What Legal Experience Does Georgia’s Attorney General Need?

Georgia Gov. Nathan Deal waits to deliver his State of the State address on the House floor at the Capitol Wednesday, Jan. 13, 2016, in Atlanta. (AP Photo/David Goldman)

David Goldman / Associated Press

Georgia’s new attorney general has never tried a case, and he hasn’t practiced law in over a decade. The governor says he’s qualified; others say they’re more skeptical.

Gov. Nathan Deal said Chris Carr’s time heading the state’s Economic Development Department shows he can handle running a big institution, and that the role of attorney general is primarily about administrating.

Jim Tierney, a former Maine attorney general and head of Harvard’s State Attorney General Clinic, agreed that managing attorneys is a big part of the job.

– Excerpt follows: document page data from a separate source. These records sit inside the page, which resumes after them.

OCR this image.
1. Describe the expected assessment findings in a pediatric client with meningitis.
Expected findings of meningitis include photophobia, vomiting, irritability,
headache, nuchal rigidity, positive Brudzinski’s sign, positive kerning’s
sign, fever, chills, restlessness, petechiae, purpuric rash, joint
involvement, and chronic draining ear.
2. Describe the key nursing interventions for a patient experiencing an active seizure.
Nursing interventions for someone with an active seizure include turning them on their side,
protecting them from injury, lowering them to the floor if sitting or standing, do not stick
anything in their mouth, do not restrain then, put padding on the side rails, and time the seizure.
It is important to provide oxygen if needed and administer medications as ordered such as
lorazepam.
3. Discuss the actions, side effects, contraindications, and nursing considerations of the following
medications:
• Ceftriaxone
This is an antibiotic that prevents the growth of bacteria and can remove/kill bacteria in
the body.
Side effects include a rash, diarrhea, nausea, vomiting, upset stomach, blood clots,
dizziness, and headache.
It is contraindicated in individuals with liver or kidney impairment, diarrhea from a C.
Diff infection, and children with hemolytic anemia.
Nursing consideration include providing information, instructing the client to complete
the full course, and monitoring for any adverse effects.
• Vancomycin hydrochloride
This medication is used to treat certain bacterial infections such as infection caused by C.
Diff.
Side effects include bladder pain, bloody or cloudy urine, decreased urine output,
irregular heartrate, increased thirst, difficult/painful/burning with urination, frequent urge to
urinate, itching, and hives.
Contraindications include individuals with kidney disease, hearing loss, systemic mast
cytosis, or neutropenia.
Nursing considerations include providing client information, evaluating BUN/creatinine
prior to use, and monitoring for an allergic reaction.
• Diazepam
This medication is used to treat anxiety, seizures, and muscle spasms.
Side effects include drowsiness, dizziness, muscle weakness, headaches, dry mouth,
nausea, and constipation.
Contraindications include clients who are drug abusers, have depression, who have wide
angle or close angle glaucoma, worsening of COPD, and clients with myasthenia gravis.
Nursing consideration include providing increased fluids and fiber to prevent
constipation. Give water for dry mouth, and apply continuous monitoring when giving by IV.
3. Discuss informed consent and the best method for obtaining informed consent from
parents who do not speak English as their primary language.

“What’s most important to doing the job is having good legal judgment. And good legal judgment comes from any number of backgrounds,” Tierney said. “It can come from someone who’s never practiced law and spent all their lives in business.”

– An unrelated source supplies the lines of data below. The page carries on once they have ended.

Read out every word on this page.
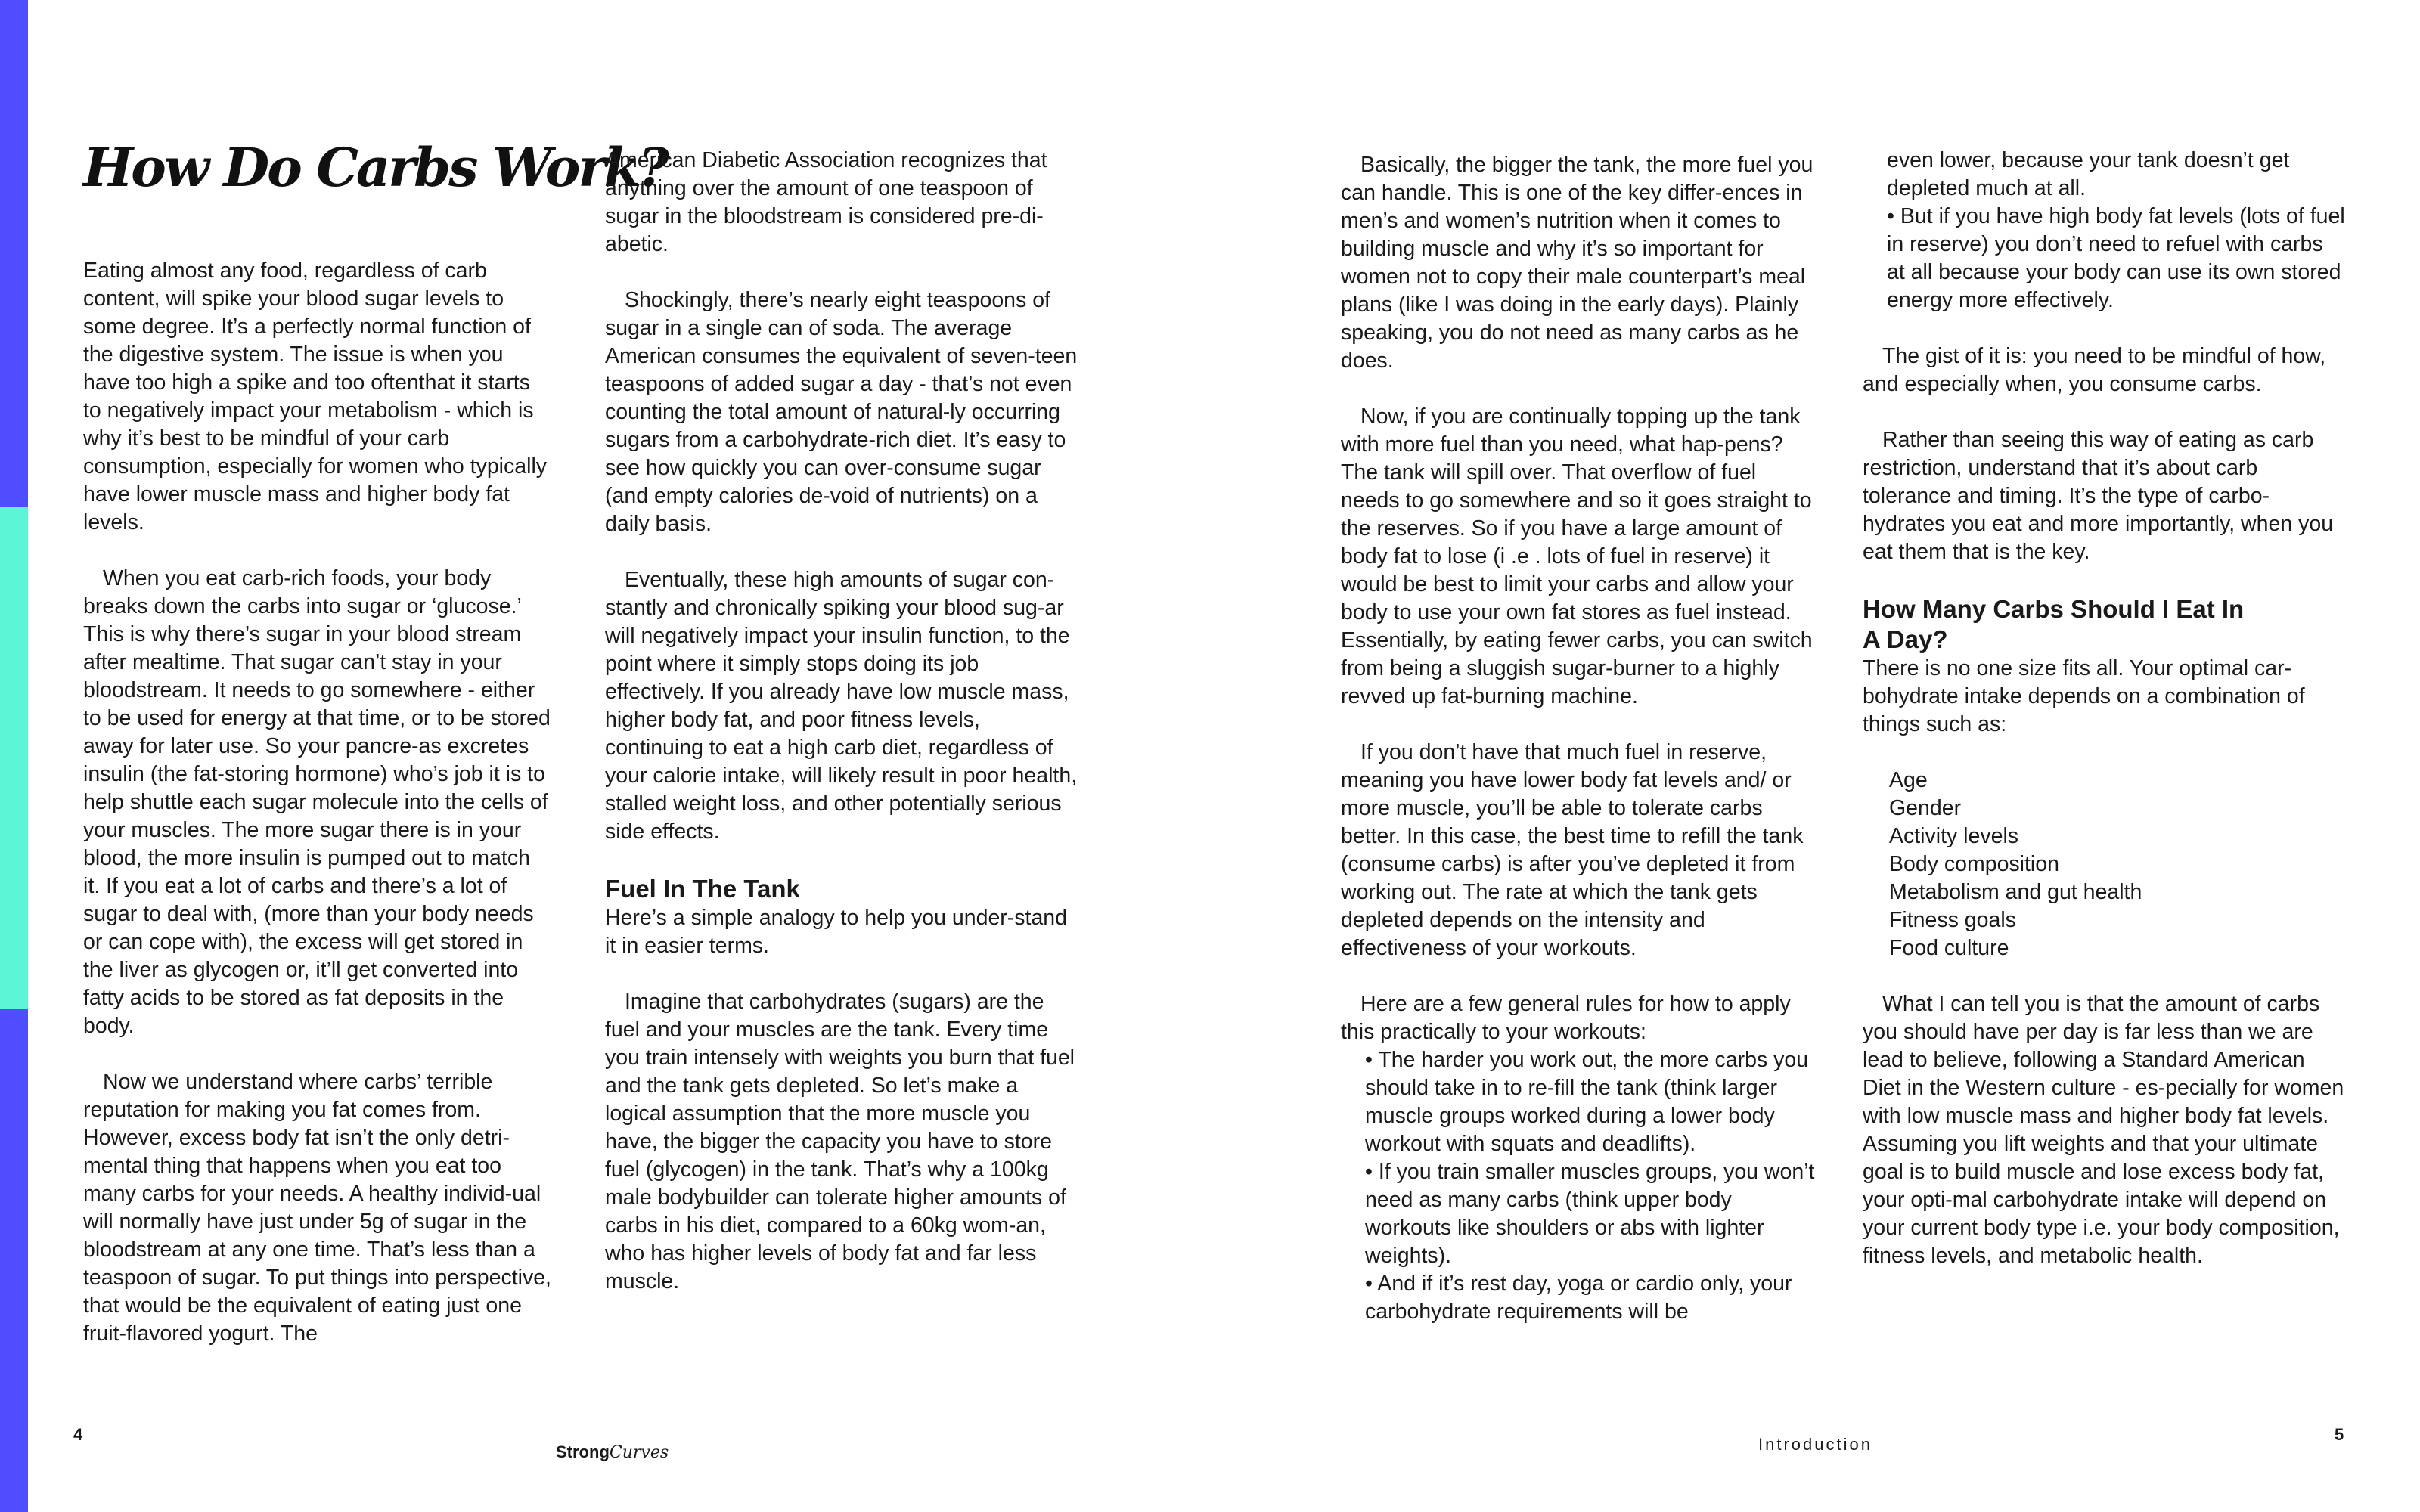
How Do Carbs Work?

Eating almost any food, regardless of carb content, will spike your blood sugar levels to some degree. It’s a perfectly normal function of the digestive system. The issue is when you have too high a spike and too oftenthat it starts to negatively impact your metabolism - which is why it’s best to be mindful of your carb consumption, especially for women who typically have lower muscle mass and higher body fat levels.

When you eat carb-rich foods, your body breaks down the carbs into sugar or ‘glucose.’ This is why there’s sugar in your blood stream after mealtime. That sugar can’t stay in your bloodstream. It needs to go somewhere - either to be used for energy at that time, or to be stored away for later use. So your pancre-as excretes insulin (the fat-storing hormone) who’s job it is to help shuttle each sugar molecule into the cells of your muscles. The more sugar there is in your blood, the more insulin is pumped out to match it. If you eat a lot of carbs and there’s a lot of sugar to deal with, (more than your body needs or can cope with), the excess will get stored in the liver as glycogen or, it’ll get converted into fatty acids to be stored as fat deposits in the body.

Now we understand where carbs’ terrible reputation for making you fat comes from. However, excess body fat isn’t the only detri-mental thing that happens when you eat too many carbs for your needs. A healthy individ-ual will normally have just under 5g of sugar in the bloodstream at any one time. That’s less than a teaspoon of sugar. To put things into perspective, that would be the equivalent of eating just one fruit-flavored yogurt. The

American Diabetic Association recognizes that anything over the amount of one teaspoon of sugar in the bloodstream is considered pre-di-abetic.

Shockingly, there’s nearly eight teaspoons of sugar in a single can of soda. The average American consumes the equivalent of seven-teen teaspoons of added sugar a day - that’s not even counting the total amount of natural-ly occurring sugars from a carbohydrate-rich diet. It’s easy to see how quickly you can over-consume sugar (and empty calories de-void of nutrients) on a daily basis.

Eventually, these high amounts of sugar con-stantly and chronically spiking your blood sug-ar will negatively impact your insulin function, to the point where it simply stops doing its job effectively. If you already have low muscle mass, higher body fat, and poor fitness levels, continuing to eat a high carb diet, regardless of your calorie intake, will likely result in poor health, stalled weight loss, and other potentially serious side effects.

Fuel In The Tank

Here’s a simple analogy to help you under-stand it in easier terms.

Imagine that carbohydrates (sugars) are the fuel and your muscles are the tank. Every time you train intensely with weights you burn that fuel and the tank gets depleted. So let’s make a logical assumption that the more muscle you have, the bigger the capacity you have to store fuel (glycogen) in the tank. That’s why a 100kg male bodybuilder can tolerate higher amounts of carbs in his diet, compared to a 60kg wom-an, who has higher levels of body fat and far less muscle.

4
StrongCurves

Basically, the bigger the tank, the more fuel you can handle. This is one of the key differ-ences in men’s and women’s nutrition when it comes to building muscle and why it’s so important for women not to copy their male counterpart’s meal plans (like I was doing in the early days). Plainly speaking, you do not need as many carbs as he does.

Now, if you are continually topping up the tank with more fuel than you need, what hap-pens? The tank will spill over. That overflow of fuel needs to go somewhere and so it goes straight to the reserves. So if you have a large amount of body fat to lose (i .e . lots of fuel in reserve) it would be best to limit your carbs and allow your body to use your own fat stores as fuel instead. Essentially, by eating fewer carbs, you can switch from being a sluggish sugar-burner to a highly revved up fat-burning machine.

If you don’t have that much fuel in reserve, meaning you have lower body fat levels and/ or more muscle, you’ll be able to tolerate carbs better. In this case, the best time to refill the tank (consume carbs) is after you’ve depleted it from working out. The rate at which the tank gets depleted depends on the intensity and effectiveness of your workouts.

Here are a few general rules for how to apply this practically to your workouts:

• The harder you work out, the more carbs you should take in to re-fill the tank (think larger muscle groups worked during a lower body workout with squats and deadlifts).

• If you train smaller muscles groups, you won’t need as many carbs (think upper body workouts like shoulders or abs with lighter weights).

• And if it’s rest day, yoga or cardio only, your carbohydrate requirements will be

even lower, because your tank doesn’t get depleted much at all.

• But if you have high body fat levels (lots of fuel in reserve) you don’t need to refuel with carbs at all because your body can use its own stored energy more effectively.

The gist of it is: you need to be mindful of how, and especially when, you consume carbs.

Rather than seeing this way of eating as carb restriction, understand that it’s about carb tolerance and timing. It’s the type of carbo-hydrates you eat and more importantly, when you eat them that is the key.

How Many Carbs Should I Eat In A Day?

There is no one size fits all. Your optimal car-bohydrate intake depends on a combination of things such as:

Age
Gender
Activity levels
Body composition
Metabolism and gut health
Fitness goals
Food culture

What I can tell you is that the amount of carbs you should have per day is far less than we are lead to believe, following a Standard American Diet in the Western culture - es-pecially for women with low muscle mass and higher body fat levels. Assuming you lift weights and that your ultimate goal is to build muscle and lose excess body fat, your opti-mal carbohydrate intake will depend on your current body type i.e. your body composition, fitness levels, and metabolic health.

Introduction
5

Tierney said he’s seen Ivy League lawyers fail at the job and attorneys who barely passed the Bar go on to make great attorneys general.

“These decisions are difficult decisions. Do you seek the death penalty or not? Do you seek to bring an environmental case that may have economic repercussions or not?” he said. “How do you deal with your increasingly diverse state where so many of your residents don’t speak English as their first language? How do you deal with complicated health care mergers?”

He said attorneys general can get advice and guidance from the lawyers they oversee, but at the end of the day those major decisions are left to them. Tierney points to current Attorney General Sam Olens’ decision to challenge Deal’s executive order aimed at blocking Syrian refugees from the state as an example of exercising legal judgment.

Carr’s political allegiance to Deal, and therefor disincentive to operate independently, has also been brought up as another concern by some. Tierney said in some states, all attorneys general are appointed. In other states, he said worries about independence are common, but infrequently realized. It’s also something that comes up regardless of how the office is filled.

“If they’re elected, the question is ‘Can they be independent from their campaign donors? Can they be independent from their political party? Can they be independent from perhaps their own ambitions>’ Because everybody assumes that an attorney general wants to be elected to something else,” said Tierney, adding that Olens appears to have proved that final assumption in error.

Tierney said the truth is there’s no way to guess how effective Carr will be as attorney general until he’s doing the work.